SLB boosts dividend and buybacks, but warns of oil oversupply

By Arathy Somasekhar and Seher Dareen

(Reuters) – Oilfield company SLB raised its quarterly dividend and accelerated share repurchases on Friday as its fourth-quarter profit beat expectations, while also warning of flat 2025 revenue attributable to an oil oversupply.

The world’s largest oilfield services company increased its quarterly dividend by 3.6%, and said it could buy back $2.3 billion of shares at an “accelerated” pace.

Shares of SLB, previously called Schlumberger, rose 7.4% to $44.13 at midday.

First-quarter and full-year revenue would largely be unchanged from the identical periods last yr, as excess oil supply limits oilfield activity, the corporate said.

Adjusted earnings before interest, taxes, depreciation and amortization for 2025 are expected to be at or above 2024 levels, while those for the present quarter will likely be just like the year-ago level.

“Customers adopted a more cautious approach to near-term activity and discretionary spending, primarily driven by concerns of an oversupplied market,” said SLB Chief Executive Officer Olivier Le Peuch.

Global upstream investment this yr will largely be regular in comparison with 2024, Le Peuch added, as growth in United Arab Emirates, Kuwait, Iraq, China and India is offset by declines in Saudi Arabia, Egypt and Mexico.

Activity will rebound within the second quarter, particularly within the international markets, Le Peuch said, as he expects “oil supply imbalance to step by step abate.”

SLB, which has been specializing in its international business to offset slowing North American revenue growth, posted a 3% rise in its quarterly revenue from foreign markets, the smallest growth because the first quarter of 2021 when the COVID-19 pandemic slashed demand.

Revenue in Latin America declined 5% year-over-year, driven primarily by reduced drilling activity in Mexico, the corporate said.
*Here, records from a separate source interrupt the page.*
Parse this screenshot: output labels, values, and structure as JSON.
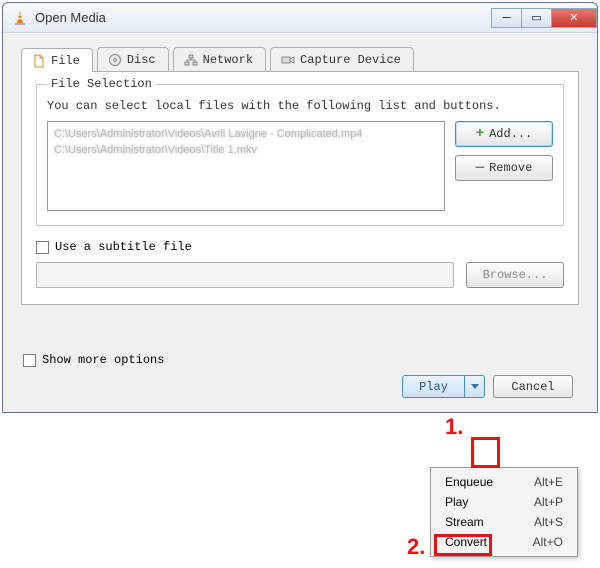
{
  "window": {
    "title": "Open Media"
  },
  "tabs": {
    "file": "File",
    "disc": "Disc",
    "network": "Network",
    "capture": "Capture Device"
  },
  "file_selection": {
    "legend": "File Selection",
    "hint": "You can select local files with the following list and buttons.",
    "files": [
      "C:\\Users\\Administrator\\Videos\\Avril Lavigne - Complicated.mp4",
      "C:\\Users\\Administrator\\Videos\\Title 1.mkv"
    ],
    "add_btn": "Add...",
    "remove_btn": "Remove"
  },
  "subtitle": {
    "checkbox_label": "Use a subtitle file",
    "browse": "Browse..."
  },
  "show_more": "Show more options",
  "footer": {
    "play": "Play",
    "cancel": "Cancel"
  },
  "dropdown_menu": [
    {
      "label": "Enqueue",
      "shortcut": "Alt+E"
    },
    {
      "label": "Play",
      "shortcut": "Alt+P"
    },
    {
      "label": "Stream",
      "shortcut": "Alt+S"
    },
    {
      "label": "Convert",
      "shortcut": "Alt+O"
    }
  ],
  "callouts": {
    "one": "1.",
    "two": "2."
  }
}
The declines were offset by 7% growth within the Middle East and Asia.

International business accounts for about 80% of SLB’s total revenue.
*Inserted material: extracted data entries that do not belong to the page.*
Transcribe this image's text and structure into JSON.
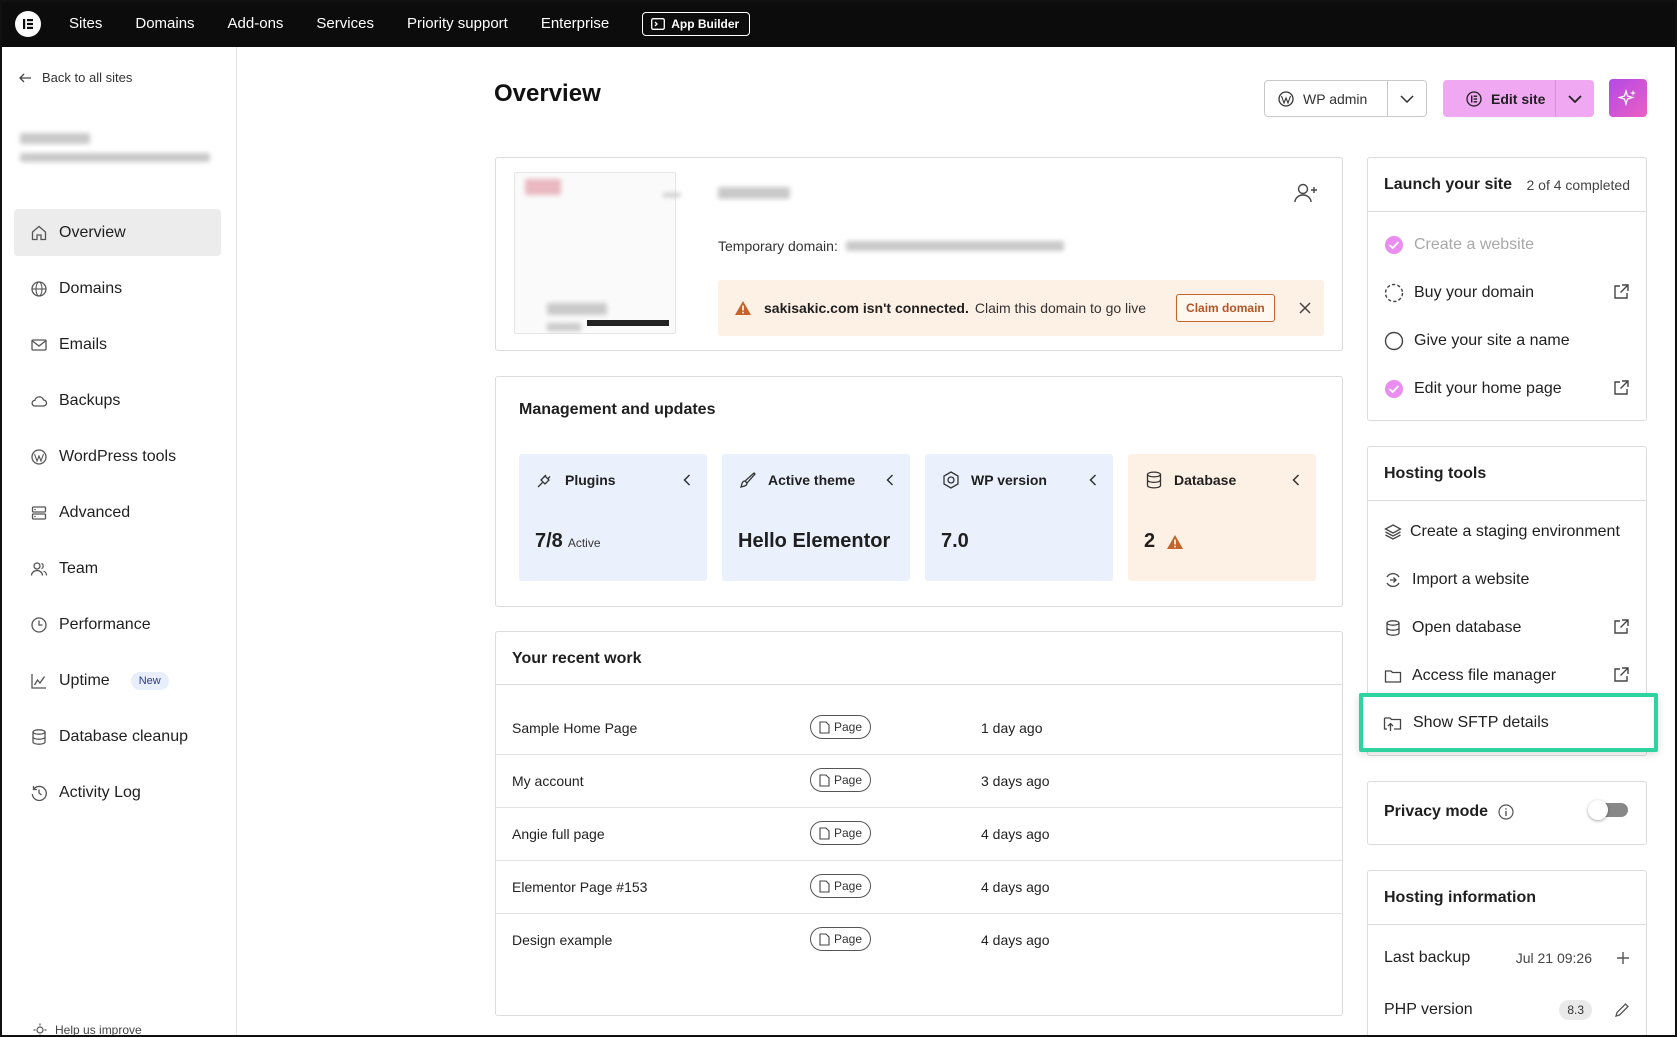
{
  "topnav": {
    "items": [
      "Sites",
      "Domains",
      "Add-ons",
      "Services",
      "Priority support",
      "Enterprise"
    ],
    "app_builder": "App Builder"
  },
  "sidebar": {
    "back_label": "Back to all sites",
    "items": [
      {
        "label": "Overview",
        "icon": "home-icon",
        "active": true
      },
      {
        "label": "Domains",
        "icon": "globe-icon"
      },
      {
        "label": "Emails",
        "icon": "mail-icon"
      },
      {
        "label": "Backups",
        "icon": "cloud-icon"
      },
      {
        "label": "WordPress tools",
        "icon": "wordpress-icon"
      },
      {
        "label": "Advanced",
        "icon": "server-icon"
      },
      {
        "label": "Team",
        "icon": "team-icon"
      },
      {
        "label": "Performance",
        "icon": "clock-icon"
      },
      {
        "label": "Uptime",
        "icon": "chart-icon",
        "badge": "New"
      },
      {
        "label": "Database cleanup",
        "icon": "database-icon"
      },
      {
        "label": "Activity Log",
        "icon": "history-icon"
      }
    ],
    "help_label": "Help us improve"
  },
  "header": {
    "title": "Overview",
    "wp_admin": "WP admin",
    "edit_site": "Edit site"
  },
  "site_card": {
    "temp_domain_label": "Temporary domain:",
    "alert_domain": "sakisakic.com isn't connected.",
    "alert_text": "Claim this domain to go live",
    "claim_button": "Claim domain"
  },
  "management": {
    "title": "Management and updates",
    "stats": [
      {
        "label": "Plugins",
        "value": "7/8",
        "suffix": "Active",
        "icon": "plug-icon"
      },
      {
        "label": "Active theme",
        "value": "Hello Elementor",
        "icon": "brush-icon"
      },
      {
        "label": "WP version",
        "value": "7.0",
        "icon": "hexagon-icon"
      },
      {
        "label": "Database",
        "value": "2",
        "icon": "database-icon",
        "warning": true
      }
    ]
  },
  "recent_work": {
    "title": "Your recent work",
    "rows": [
      {
        "name": "Sample Home Page",
        "type": "Page",
        "time": "1 day ago"
      },
      {
        "name": "My account",
        "type": "Page",
        "time": "3 days ago"
      },
      {
        "name": "Angie full page",
        "type": "Page",
        "time": "4 days ago"
      },
      {
        "name": "Elementor Page #153",
        "type": "Page",
        "time": "4 days ago"
      },
      {
        "name": "Design example",
        "type": "Page",
        "time": "4 days ago"
      }
    ]
  },
  "launch": {
    "title": "Launch your site",
    "progress": "2 of 4 completed",
    "completed": 2,
    "total": 4,
    "items": [
      {
        "label": "Create a website",
        "done": true,
        "external": false
      },
      {
        "label": "Buy your domain",
        "done": false,
        "pending": true,
        "external": true
      },
      {
        "label": "Give your site a name",
        "done": false,
        "external": false
      },
      {
        "label": "Edit your home page",
        "done": true,
        "external": true
      }
    ]
  },
  "hosting_tools": {
    "title": "Hosting tools",
    "items": [
      {
        "label": "Create a staging environment",
        "icon": "layers-icon",
        "external": false
      },
      {
        "label": "Import a website",
        "icon": "import-icon",
        "external": false
      },
      {
        "label": "Open database",
        "icon": "database-icon",
        "external": true
      },
      {
        "label": "Access file manager",
        "icon": "folder-icon",
        "external": true
      },
      {
        "label": "Show SFTP details",
        "icon": "folder-upload-icon",
        "external": false,
        "highlighted": true
      }
    ]
  },
  "privacy": {
    "title": "Privacy mode",
    "enabled": false
  },
  "hosting_info": {
    "title": "Hosting information",
    "last_backup_label": "Last backup",
    "last_backup_value": "Jul 21 09:26",
    "php_label": "PHP version",
    "php_value": "8.3"
  },
  "colors": {
    "topbar": "#0c0c0c",
    "accent_pink": "#f0a8f3",
    "highlight": "#2fd3a0",
    "stat_blue": "#eaf1fd",
    "warn_bg": "#fdf0e4",
    "warn_icon": "#b45523"
  }
}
North American revenue grew 7%, essentially the most because the second quarter of 2023, driven by higher digital sales and offshore activity within the U.S. Gulf of Mexico. U.S. land drilling activity declined.

The corporate said revenue from SLB’s operations in Russia has also been declining, accounting for 4% of its total revenue, down from 5% the yr before.

It said it believes that voluntary measures it took in 2023, similar to halting shipments of product and technology into Russia from all SLB facilities worldwide, are aligned with this month’s U.S. sanctions on Russia.